A la mañana siguiente, despertada por un golpe en la puerta, Editha bajó descalza de la cama y fue a abrir.
—¿Se ha ido? —susurró Barber.
—Hace mucho —respondió, mientras lo hacía pasar—. Se durmió como un hombre y al despertar fue nuevamente un chico. Dijo algo acerca de limpiar el manantial y se fue deprisa.
—¿Todo salió bien? —preguntó Barber, sonriente.
Ella asintió con sorprendente timidez, bostezando.
—Bien, porque estaba más que listo. Para él será mejor haber encontrado la bondad contigo en lugar de una cruel iniciación por parte de una hembra de otra índole.
Editha lo vio sacar monedas de la bolsa y dejarlas sobre la mesa.
—Sólo por esta vez —le advirtió Barber, con su sentido práctico—. Si vuelve a visitarte…
Ella meneó la cabeza.
—En estos tiempos me hace mucha compañía un carretero. Un buen hombre, con casa en la ciudad de Exeter y tres hijos.
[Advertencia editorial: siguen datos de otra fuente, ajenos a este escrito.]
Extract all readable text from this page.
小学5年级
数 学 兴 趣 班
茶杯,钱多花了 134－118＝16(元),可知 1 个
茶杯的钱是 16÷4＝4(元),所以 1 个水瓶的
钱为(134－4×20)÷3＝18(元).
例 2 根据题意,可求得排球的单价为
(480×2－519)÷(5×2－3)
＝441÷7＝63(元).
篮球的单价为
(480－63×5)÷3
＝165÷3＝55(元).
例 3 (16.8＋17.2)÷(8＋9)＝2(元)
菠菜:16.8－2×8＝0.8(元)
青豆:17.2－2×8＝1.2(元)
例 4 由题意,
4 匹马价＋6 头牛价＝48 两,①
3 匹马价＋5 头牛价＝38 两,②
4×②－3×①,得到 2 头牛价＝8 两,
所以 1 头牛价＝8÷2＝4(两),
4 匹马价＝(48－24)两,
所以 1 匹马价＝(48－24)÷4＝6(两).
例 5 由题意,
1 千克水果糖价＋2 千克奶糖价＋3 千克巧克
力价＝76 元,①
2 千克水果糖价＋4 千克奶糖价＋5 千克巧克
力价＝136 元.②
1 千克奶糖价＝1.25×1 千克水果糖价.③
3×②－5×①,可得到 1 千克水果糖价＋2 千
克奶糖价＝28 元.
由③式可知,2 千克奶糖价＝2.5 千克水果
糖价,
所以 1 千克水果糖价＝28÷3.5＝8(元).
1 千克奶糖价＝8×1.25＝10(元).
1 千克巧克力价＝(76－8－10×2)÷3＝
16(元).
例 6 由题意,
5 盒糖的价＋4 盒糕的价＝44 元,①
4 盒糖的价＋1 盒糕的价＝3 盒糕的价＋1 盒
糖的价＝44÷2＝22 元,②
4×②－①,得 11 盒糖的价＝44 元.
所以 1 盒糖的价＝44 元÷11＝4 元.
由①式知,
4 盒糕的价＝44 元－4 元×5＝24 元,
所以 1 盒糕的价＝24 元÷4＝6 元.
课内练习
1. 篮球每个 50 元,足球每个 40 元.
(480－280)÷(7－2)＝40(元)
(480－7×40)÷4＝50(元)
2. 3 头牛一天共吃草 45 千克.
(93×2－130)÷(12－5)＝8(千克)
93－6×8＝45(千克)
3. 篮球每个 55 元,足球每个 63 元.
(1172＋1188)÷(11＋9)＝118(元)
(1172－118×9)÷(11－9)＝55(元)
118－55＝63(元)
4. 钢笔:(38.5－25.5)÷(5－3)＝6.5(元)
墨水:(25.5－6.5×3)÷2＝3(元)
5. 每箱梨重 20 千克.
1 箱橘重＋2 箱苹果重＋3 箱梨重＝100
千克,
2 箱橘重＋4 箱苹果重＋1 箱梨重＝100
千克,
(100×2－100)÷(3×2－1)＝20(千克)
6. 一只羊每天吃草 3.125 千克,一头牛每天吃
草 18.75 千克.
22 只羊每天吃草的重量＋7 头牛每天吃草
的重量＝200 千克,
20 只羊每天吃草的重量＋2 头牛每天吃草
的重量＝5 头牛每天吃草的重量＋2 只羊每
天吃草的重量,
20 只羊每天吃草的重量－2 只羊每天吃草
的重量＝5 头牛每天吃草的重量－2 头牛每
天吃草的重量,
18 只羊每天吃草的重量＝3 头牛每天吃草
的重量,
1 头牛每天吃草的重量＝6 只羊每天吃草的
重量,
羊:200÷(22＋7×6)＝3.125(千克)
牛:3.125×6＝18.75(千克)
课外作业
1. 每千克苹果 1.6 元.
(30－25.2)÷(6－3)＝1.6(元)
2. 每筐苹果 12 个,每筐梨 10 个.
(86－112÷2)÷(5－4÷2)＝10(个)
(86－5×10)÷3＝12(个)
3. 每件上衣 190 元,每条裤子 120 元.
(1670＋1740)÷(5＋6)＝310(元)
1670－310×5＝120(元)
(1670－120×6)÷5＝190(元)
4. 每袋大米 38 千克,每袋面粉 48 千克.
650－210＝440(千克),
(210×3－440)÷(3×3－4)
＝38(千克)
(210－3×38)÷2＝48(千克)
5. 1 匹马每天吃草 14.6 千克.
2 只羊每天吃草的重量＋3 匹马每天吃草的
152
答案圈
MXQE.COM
Creo que se casará conmigo.
—¿Y le advertiste a Rob que no siguiera mi ejemplo?
—Le dije que cuando bebes con frecuencia te vuelves brutal y eres menos que un hombre.
—No recuerdo haberte pedido que le dijeras eso.
—Se lo dije basándome en mis propias observaciones. —Sostuvo con firmeza la mirada de Barber—. Y también repetí tus palabras, tal como me indicaste. Le dije que su amo se había consumido con la bebida y las mujeres indignas. Le aconsejé que fuera exigente consigo mismo y que hiciera caso omiso de tu ejemplo. —Barber la escuchaba con expresión grave—. No soportó que te criticara —agregó Editha secamente—. Me dijo que eras un hombre sin par cuando estabas sobrio y un excelente amo que lo colma de bondades.
—¿De verdad? —preguntó Barber.
Ella estaba familiarizada con las emociones que asomaban al rostro de un hombre, y notó que aquél estaba henchido de placer.
Barber cogió el sombrero y se encaminó a la puerta. Ella guardó el dinero y volvió a la cama, desde donde lo oyó silbar.
A veces los hombres eran reconfortantes y otras veces se comportaban como animales, «pero siempre son un enigma», se dijo Editha antes de volver a dormirse.